Outcome: You understand what exists online and how to verify it.


Challenge 2 — Intermediate

Goal: Correlate multiple usernames

  1. Pick 2–3 variations of the same username.
python3 sherlock username username2 username3 --json --tor
  1. Check patterns:

  2. Profile pictures

  3. Bio similarities
  4. Links
  5. Activity time zones

  6. Write a mini OSINT report (3–5 lines) describing if accounts likely belong to the same person.


Challenge 3 — Advanced

Goal: Extend Sherlock and automate reports

  1. Add a custom website to data.json:
"mytestsite": {
    "url": "https://mytestsite.com/{username}",
    "errorType": "status_code",
    "errorMsg": 404
}
  1. Run Sherlock with JSON output and Tor:
python3 sherlock username --json --output advanced.json --tor
  1. Create a Python script to parse JSON and generate a clean report:
import json

with open("advanced.json") as f:
    data = json.load(f)

print("OSINT Report\n------------")
for site, info in data.items():
    if info['status'] == "Found":
        print(f"{site}: {info['url']}")

Outcome: You now have a custom report for any investigation.


SECTION 2 — Deep-Dive OSINT Case Study

Scenario: Track the digital footprint of a brand or persona.

  1. Choose a target username (brand or alias).
  2. Run Sherlock for multiple username variations.
  3. Use Holehe to check linked emails:
holehe email@example.com
  1. Use WhatsMyName as a secondary search (different database).
  2. Compare results and correlate accounts across platforms:

  3. Same profile images

  4. Same bios
  5. Same links

Pro tip: Document everything in a timeline spreadsheet: platform, username, first seen, notes.

Outcome: You have a full digital footprint map, ready to detect impersonation or fraud.

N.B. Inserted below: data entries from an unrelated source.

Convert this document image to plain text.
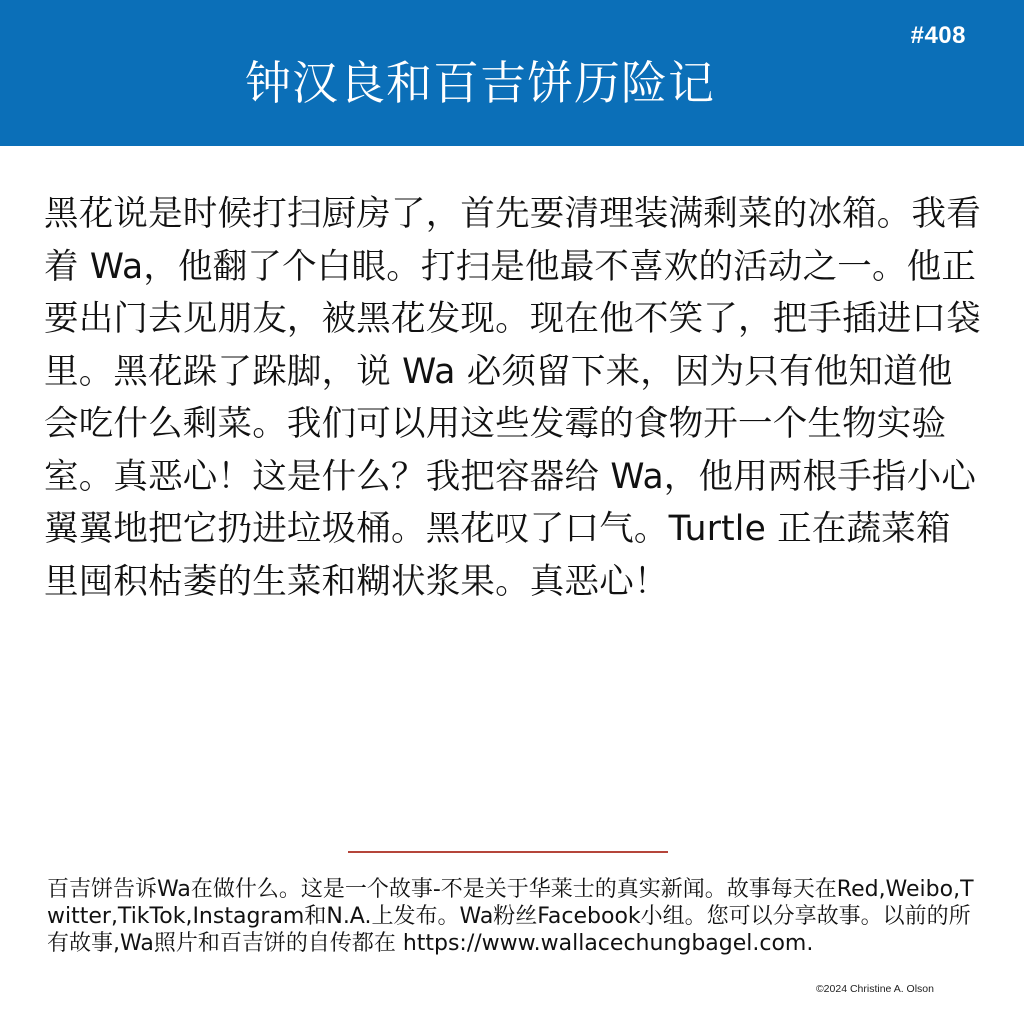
#408
钟汉良和百吉饼历险记

黑花说是时候打扫厨房了，首先要清理装满剩菜的冰箱。我看着 Wa，他翻了个白眼。打扫是他最不喜欢的活动之一。他正要出门去见朋友，被黑花发现。现在他不笑了，把手插进口袋里。黑花跺了跺脚，说 Wa 必须留下来，因为只有他知道他会吃什么剩菜。我们可以用这些发霉的食物开一个生物实验室。真恶心！这是什么？我把容器给 Wa，他用两根手指小心翼翼地把它扔进垃圾桶。黑花叹了口气。Turtle 正在蔬菜箱里囤积枯萎的生菜和糊状浆果。真恶心！

百吉饼告诉Wa在做什么。这是一个故事-不是关于华莱士的真实新闻。故事每天在Red,Weibo,Twitter,TikTok,Instagram和N.A.上发布。Wa粉丝Facebook小组。您可以分享故事。以前的所有故事,Wa照片和百吉饼的自传都在 https://www.wallacechungbagel.com.

©2024 Christine A. Olson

SECTION 3 — Automation Scripts for Faster Investigations

Goal: Automate searches and report generation.

Python Script Example

import json, subprocess

usernames = ["njoxlee", "lee_njox"]
output_file = "auto_report.json"

# Run Sherlock for each username
for u in usernames:
    subprocess.run(f"python3 sherlock {u} --json --output {output_file}", shell=True)

# Parse JSON and print report
with open(output_file) as f:
    data = json.load(f)

print("Automated OSINT Report")
for site, info in data.items():
    if info['status'] == "Found":
        print(f"{site}: {info['url']}")

Outcome: One command runs multiple searches and outputs a ready report.


SECTION 4 — Pro Tips

1. Spotting Fake Accounts

  • Check for recently created accounts with few posts.
  • Same profile pictures reused across multiple accounts.
  • Inconsistent bios or spelling mistakes.
  • Low interaction with followers/friends.

2. Correlation Patterns

  • Look for username patterns (njoxlee, njox_lee, lee_njox).
  • Similar posting times → same timezone.
  • Same links → indicates ownership.
  • Same profile picture style across platforms.

3. Alerts for New Accounts

  • Schedule Sherlock to run weekly on usernames you track:
python3 sherlock username --output weekly_report.json
  • Compare JSON files using a Python script to detect new found accounts.

Action Plan for Today

  1. Pick a username or brand.
  2. Run Sherlock with multiple variations + Tor.
  3. Verify found accounts manually.
  4. Use Holehe or WhatsMyName for secondary checks.
  5. Generate an automated report with Python.
  6. Document correlations and suspicious accounts.